I am acutely aware of Jeff's absence as I walk along the sand, so near to where he spent his final hours. It is hard to imagine that anyone would choose to forgo this beauty, that there could be any sorrow so deep it could not find comfort in a place so unblemished and whole.

After Jeff's body was found and his death ruled a suicide, we wondered why he didn't ask for help, why we didn't see it coming, how such a warm, generous, open-hearted man could hide such unhappiness and continue to function in a job he loved, to care for an ill wife of whom he spoke in the most tender terms.

But the mine shaft of depression is deep and the slide into its depths can be swift - the trapdoor opens and swallows you alive, leaving behind your skin and a shadow of your soul. You remain in the close, dark place alone, your voice silenced, like those nightmares when you try to scream, but only a croak escapes your throat.
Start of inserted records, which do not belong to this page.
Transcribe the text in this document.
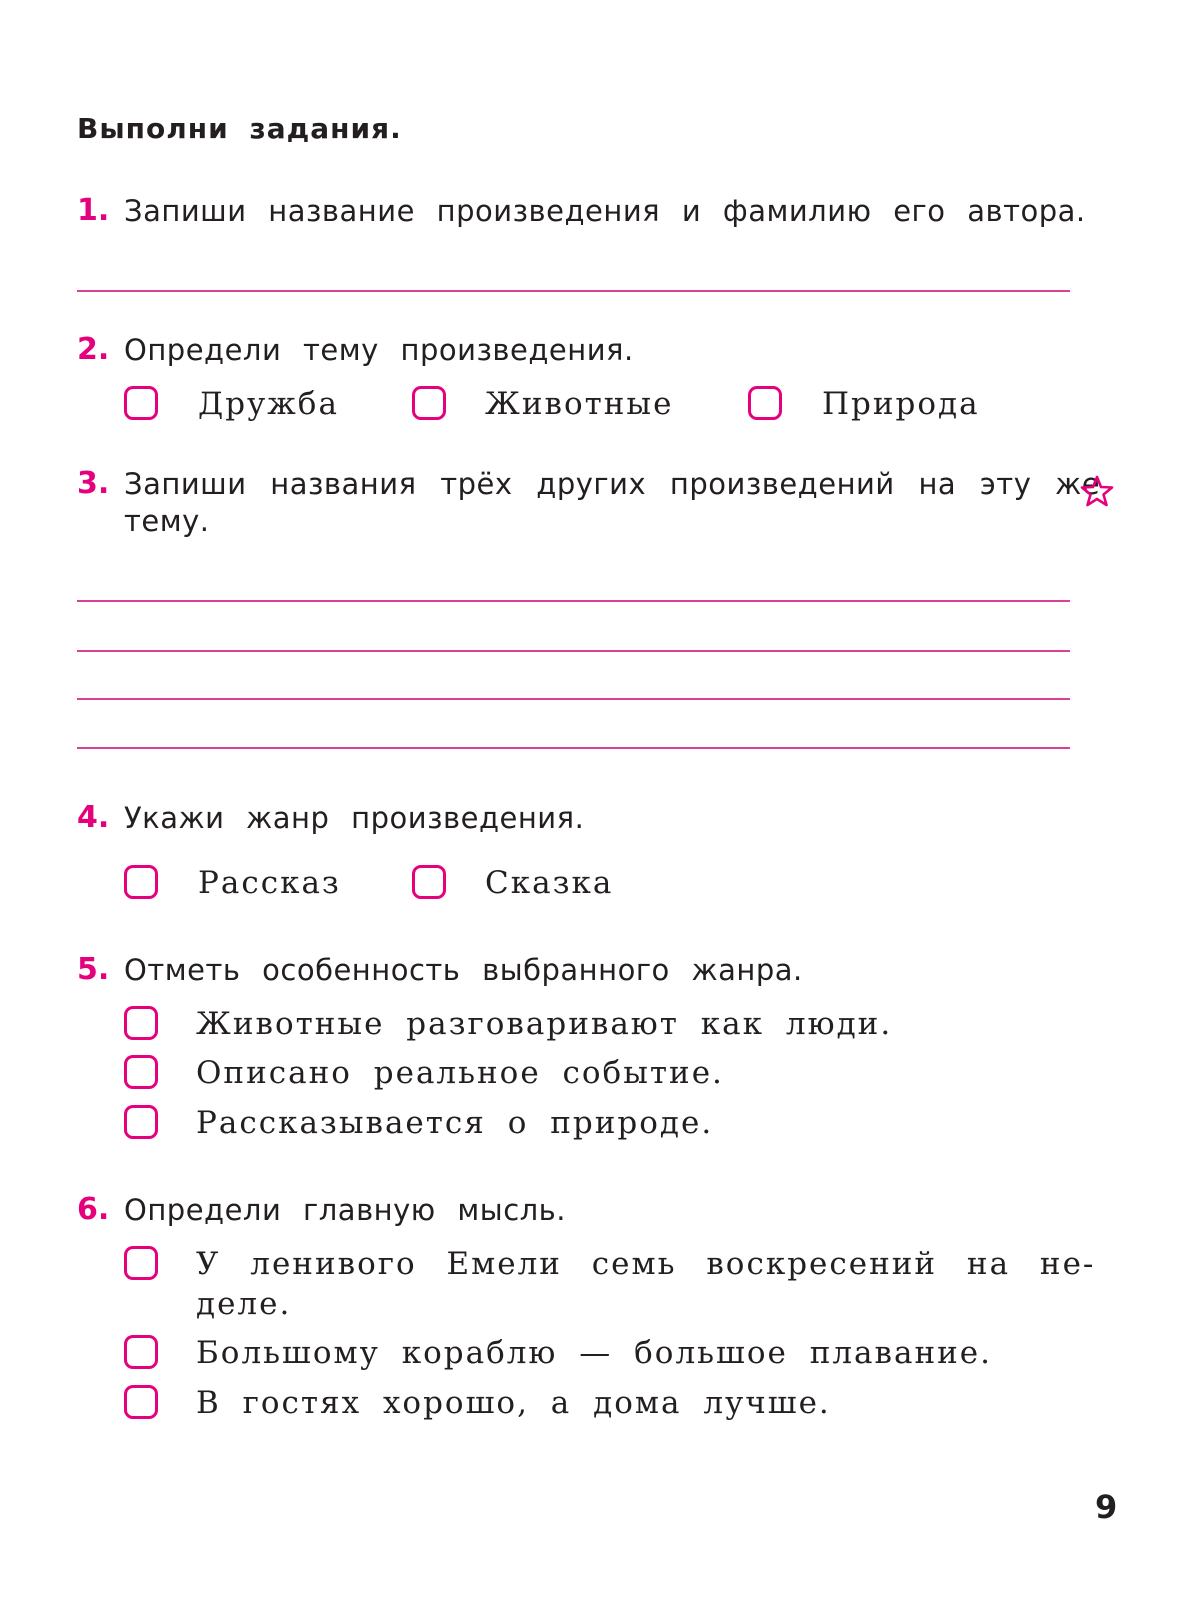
Выполни задания.
1. Запиши название произведения и фамилию его автора.
2. Определи тему произведения.
Дружба	Животные	Природа
3. Запиши названия трёх других произведений на эту же
тему.
4. Укажи жанр произведения.
Рассказ	Сказка
5. Отметь особенность выбранного жанра.
Животные разговаривают как люди.
Описано реальное событие.
Рассказывается о природе.
6. Определи главную мысль.
У ленивого Емели семь воскресений на не-
деле.
Большому кораблю — большое плавание.
В гостях хорошо, а дома лучше.
9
Some are able to crawl their way back to the surface, to emerge panting and dazed. Their visible scars will fade in time, but there will be wounds which never fully heal. Others slide deeper, until the only way out becomes the only choice they believe is left to them.

We cannot know another's heart. We cannot judge their response to or tolerance of pain any more than we can begin to understand our own. We will regret missed clues, we will feel anger at what we perceive as a selfish act, we will mourn the beautiful days they will never experience.

I am deeply sorry for the choice Jeff made. I am beginning to accept that it cannot be undone. But I'm certain he is with me on the beach today. And now I know he's okay.